When reading an excel file, some rows of data can be added which actually do not contain any data. These extra rows will contain "NaN"s, therefore resulting in two errors.
The first error which occurs, if the argument
add_unit=True
is passed:TypeError: No matching overloads found for at.ac.iiasa.ixmp.Platform.addUnitToDB(float,str), options are: public int at.ac.iiasa.ixmp.Platform.addUnitToDB(java.lang.String,java.lang.String) throws at.ac.iiasa.ixmp.exceptions.IxException
The error message results from the fact that a unit "nan" is trying to be added.
The second error occurs when reading data and determining the column type. Should "phantom" data be included in the dataframe, then columns which should be integers are read as floats. The following error is given:
RuntimeError: unhandled Java exception: The key '2001.0' must not contain a '.'!

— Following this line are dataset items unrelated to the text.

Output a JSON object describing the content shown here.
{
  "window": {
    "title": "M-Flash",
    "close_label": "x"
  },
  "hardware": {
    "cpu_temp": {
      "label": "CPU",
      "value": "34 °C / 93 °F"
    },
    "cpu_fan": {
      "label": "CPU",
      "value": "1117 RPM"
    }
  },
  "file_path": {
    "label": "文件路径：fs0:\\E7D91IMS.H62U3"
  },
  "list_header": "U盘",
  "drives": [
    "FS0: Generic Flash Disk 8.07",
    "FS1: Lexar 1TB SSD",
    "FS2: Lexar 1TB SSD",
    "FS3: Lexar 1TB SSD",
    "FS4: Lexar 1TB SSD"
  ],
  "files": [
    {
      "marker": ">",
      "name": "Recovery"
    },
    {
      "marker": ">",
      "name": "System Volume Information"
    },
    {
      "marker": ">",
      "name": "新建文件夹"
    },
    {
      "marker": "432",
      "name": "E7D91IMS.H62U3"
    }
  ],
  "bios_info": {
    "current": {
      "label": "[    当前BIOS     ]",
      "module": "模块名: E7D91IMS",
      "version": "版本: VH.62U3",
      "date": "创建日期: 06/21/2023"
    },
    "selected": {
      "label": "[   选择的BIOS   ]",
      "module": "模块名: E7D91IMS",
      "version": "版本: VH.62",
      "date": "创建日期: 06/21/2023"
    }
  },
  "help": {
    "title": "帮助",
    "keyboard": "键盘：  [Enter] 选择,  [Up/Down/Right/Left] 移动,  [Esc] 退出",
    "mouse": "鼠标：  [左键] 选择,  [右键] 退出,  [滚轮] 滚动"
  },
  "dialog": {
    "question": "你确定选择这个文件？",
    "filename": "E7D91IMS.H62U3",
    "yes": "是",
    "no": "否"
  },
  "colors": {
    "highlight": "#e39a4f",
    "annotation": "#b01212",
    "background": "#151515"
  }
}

The current workaround requires cleaning of the xlsx which is being read-in. In the various sheets, columns can be filtered for "Blanks" in excel. The resulting selection will show the respective rows, indicated by having blue row numbers. Deleting these and saving the xlsx file should resolve the issue. In order to see which parameter sheet contains the phantom data, add
print(name)
in line 274 of the fileixmp/backend/io.py
. The parameter sheet currently being processed will be printed on screen. The last parameter printed before the error message will guide the user to the sheet containing the phantom-data.